Jika beberapa tahun lalu, anak-anak di Bali termasuk di Kabupaten Jembrana, menjadikan bambu sebagai bahan meriam dan mengunakan karbit sebagai bahan ledaknya, kini yang digunakan justru kaleng minuman bekas yang dirangkai memanjang.
“Dulu memang pakai bambu tapi sekarang menggunakan kaleng minuman bekas. Yang menggunakan kaleng jauh lebih bagus dan praktis karena bisa dibawa kemana-mana,” ujar Dewa Gede Puspita Adi (36), pengerajin meriam maninan dari kaleng minuman bekas, saat ditemui Kamis (12/3/2015) di rumahnya, Banjar Pasar, Desa Yehembang, Kecamatan Mendoyo, Kabupaten Jembrana.

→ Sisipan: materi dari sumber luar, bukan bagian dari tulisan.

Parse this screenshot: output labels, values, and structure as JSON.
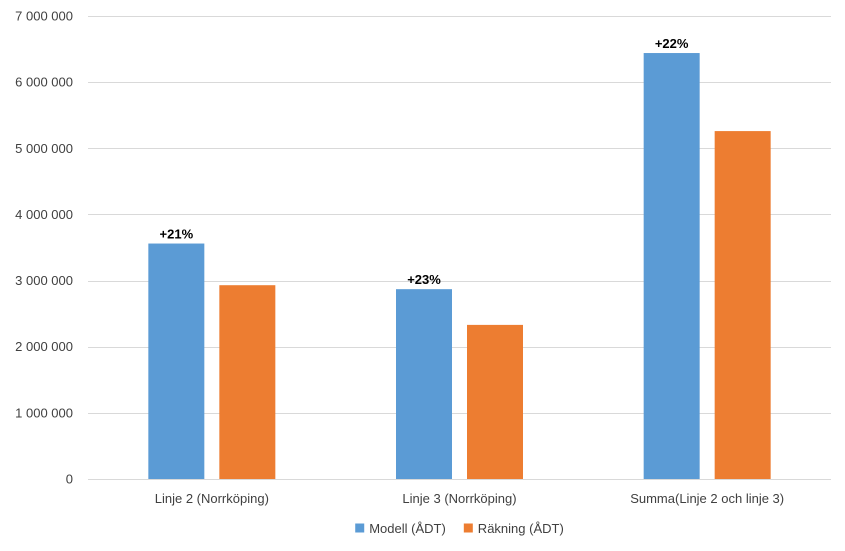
{
  "chart_data": {
    "type": "bar",
    "title": "",
    "xlabel": "",
    "ylabel": "",
    "categories": [
      "Linje 2 (Norrköping)",
      "Linje 3 (Norrköping)",
      "Summa(Linje 2 och linje 3)"
    ],
    "series": [
      {
        "name": "Modell (ÅDT)",
        "color": "#5B9BD5",
        "values": [
          3560000,
          2870000,
          6440000
        ],
        "annotations": [
          "+21%",
          "+23%",
          "+22%"
        ]
      },
      {
        "name": "Räkning (ÅDT)",
        "color": "#ED7D31",
        "values": [
          2930000,
          2330000,
          5260000
        ],
        "annotations": [
          "",
          "",
          ""
        ]
      }
    ],
    "ylim": [
      0,
      7000000
    ],
    "yticks": [
      0,
      1000000,
      2000000,
      3000000,
      4000000,
      5000000,
      6000000,
      7000000
    ],
    "ytick_labels": [
      "0",
      "1 000 000",
      "2 000 000",
      "3 000 000",
      "4 000 000",
      "5 000 000",
      "6 000 000",
      "7 000 000"
    ],
    "grid": true,
    "legend": "bottom-center"
  }
}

Meriam mainan dengan kaleng minuman bekas yang dirangkai memanjang ini, menggunakan sepritus atau metanol sebagai bahan peledaknya. Hanya seja, bunyi ledakannya tidak sekeras mengunakan bambu.
“Tapi yang menggunakan kaleng lebih praktis bisa dibawa kemana-mana. Juga lebih aman digunakan karena tidak bisa pecah. Kalau menggunakan bambu kebanyakan pecah,” imbuhnya.

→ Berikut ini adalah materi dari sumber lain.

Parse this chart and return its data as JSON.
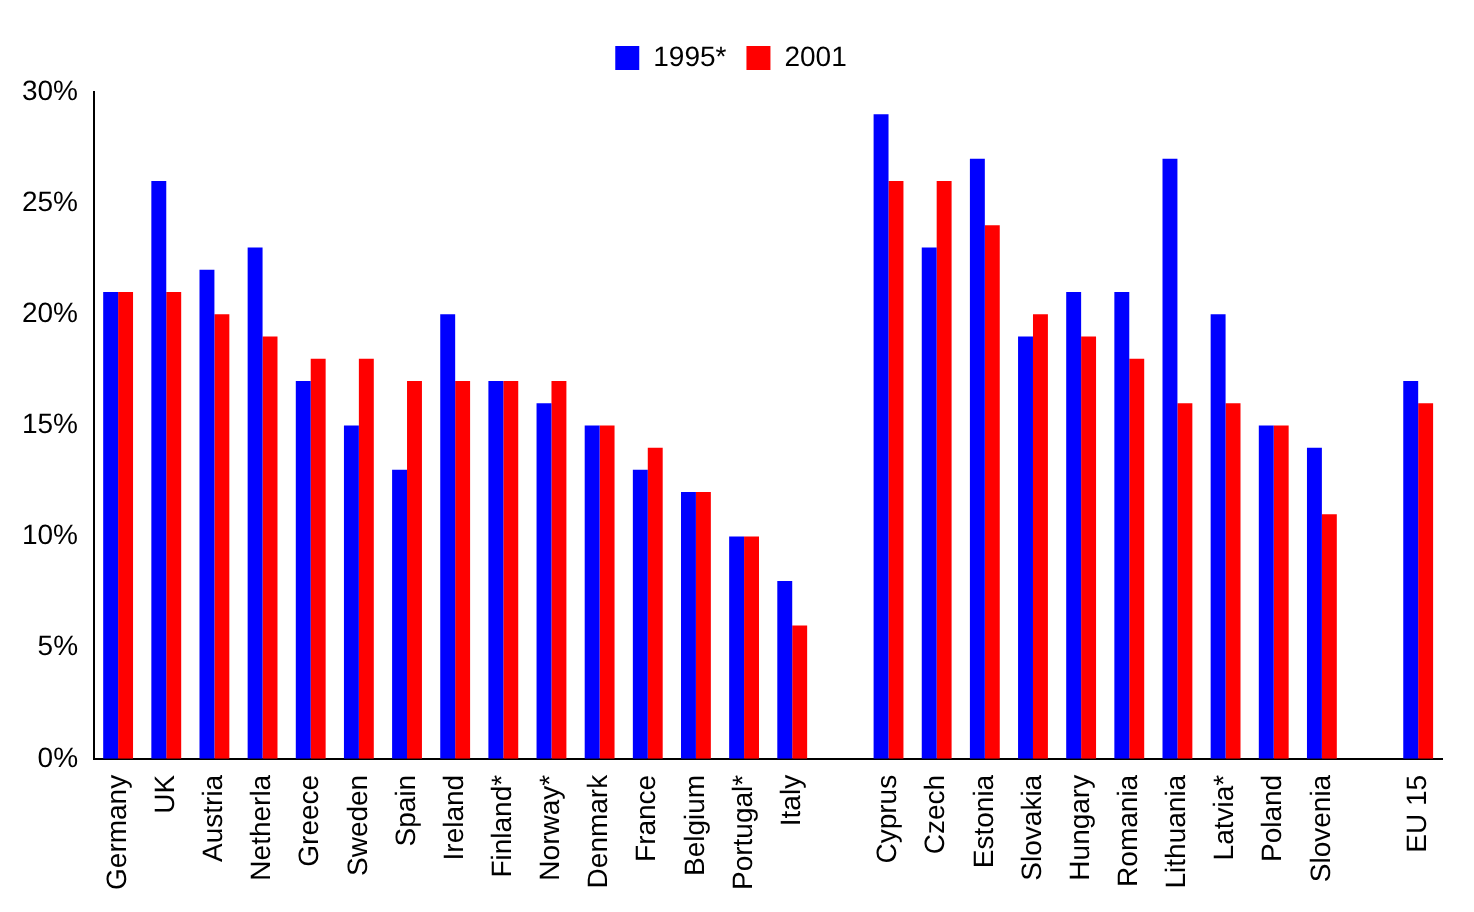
{
  "chart_data": {
    "type": "bar",
    "categories": [
      "Germany",
      "UK",
      "Austria",
      "Netherla",
      "Greece",
      "Sweden",
      "Spain",
      "Ireland",
      "Finland*",
      "Norway*",
      "Denmark",
      "France",
      "Belgium",
      "Portugal*",
      "Italy",
      null,
      "Cyprus",
      "Czech",
      "Estonia",
      "Slovakia",
      "Hungary",
      "Romania",
      "Lithuania",
      "Latvia*",
      "Poland",
      "Slovenia",
      null,
      "EU 15"
    ],
    "series": [
      {
        "name": "1995*",
        "color": "#0000ff",
        "values": [
          21,
          26,
          22,
          23,
          17,
          15,
          13,
          20,
          17,
          16,
          15,
          13,
          12,
          10,
          8,
          null,
          29,
          23,
          27,
          19,
          21,
          21,
          27,
          20,
          15,
          14,
          null,
          17
        ]
      },
      {
        "name": "2001",
        "color": "#ff0000",
        "values": [
          21,
          21,
          20,
          19,
          18,
          18,
          17,
          17,
          17,
          17,
          15,
          14,
          12,
          10,
          6,
          null,
          26,
          26,
          24,
          20,
          19,
          18,
          16,
          16,
          15,
          11,
          null,
          16
        ]
      }
    ],
    "ylim": [
      0,
      30
    ],
    "yticks": [
      {
        "value": 0,
        "label": "0%"
      },
      {
        "value": 5,
        "label": "5%"
      },
      {
        "value": 10,
        "label": "10%"
      },
      {
        "value": 15,
        "label": "15%"
      },
      {
        "value": 20,
        "label": "20%"
      },
      {
        "value": 25,
        "label": "25%"
      },
      {
        "value": 30,
        "label": "30%"
      }
    ],
    "grid": false,
    "legend": "top"
  }
}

Menurutnya, menjelang Nyepi, anak-anak banyak yang memesan meriam mainan tersebut. Bahkan dia mengaku kewalahan melayani pesanan.
Harganyapun menurut Puspita Adi berpariasi, berkisar Rp 15.000 sampai Rp 25.000 per biji, tergantung panjang meriam dan bunyinya.
“Tapi kalau pemesannya langsung membawa kaleng-kaleng minuman bekas sendiri, harganya lebih murah. Paling mahal Rp 10.000 ribu per bijinya,” tuturnya.
Cara membuatnya, juga tidak terlalu sulit dan tidak memerlukan keahlian khusus. Modalnya hanya kesabaran karena anak-anak yang memesan selalu ingin cepat-cepat.
Namun dia mengakui meriam maninan ini sangat mengganggu kenyamanan warga. Apalagi yang memainkannya anak-anak karena anak-anak tidak mengenal waktu. Bisa pagi, siang, sore maupun malam saat warga istirahat tidur.(dar)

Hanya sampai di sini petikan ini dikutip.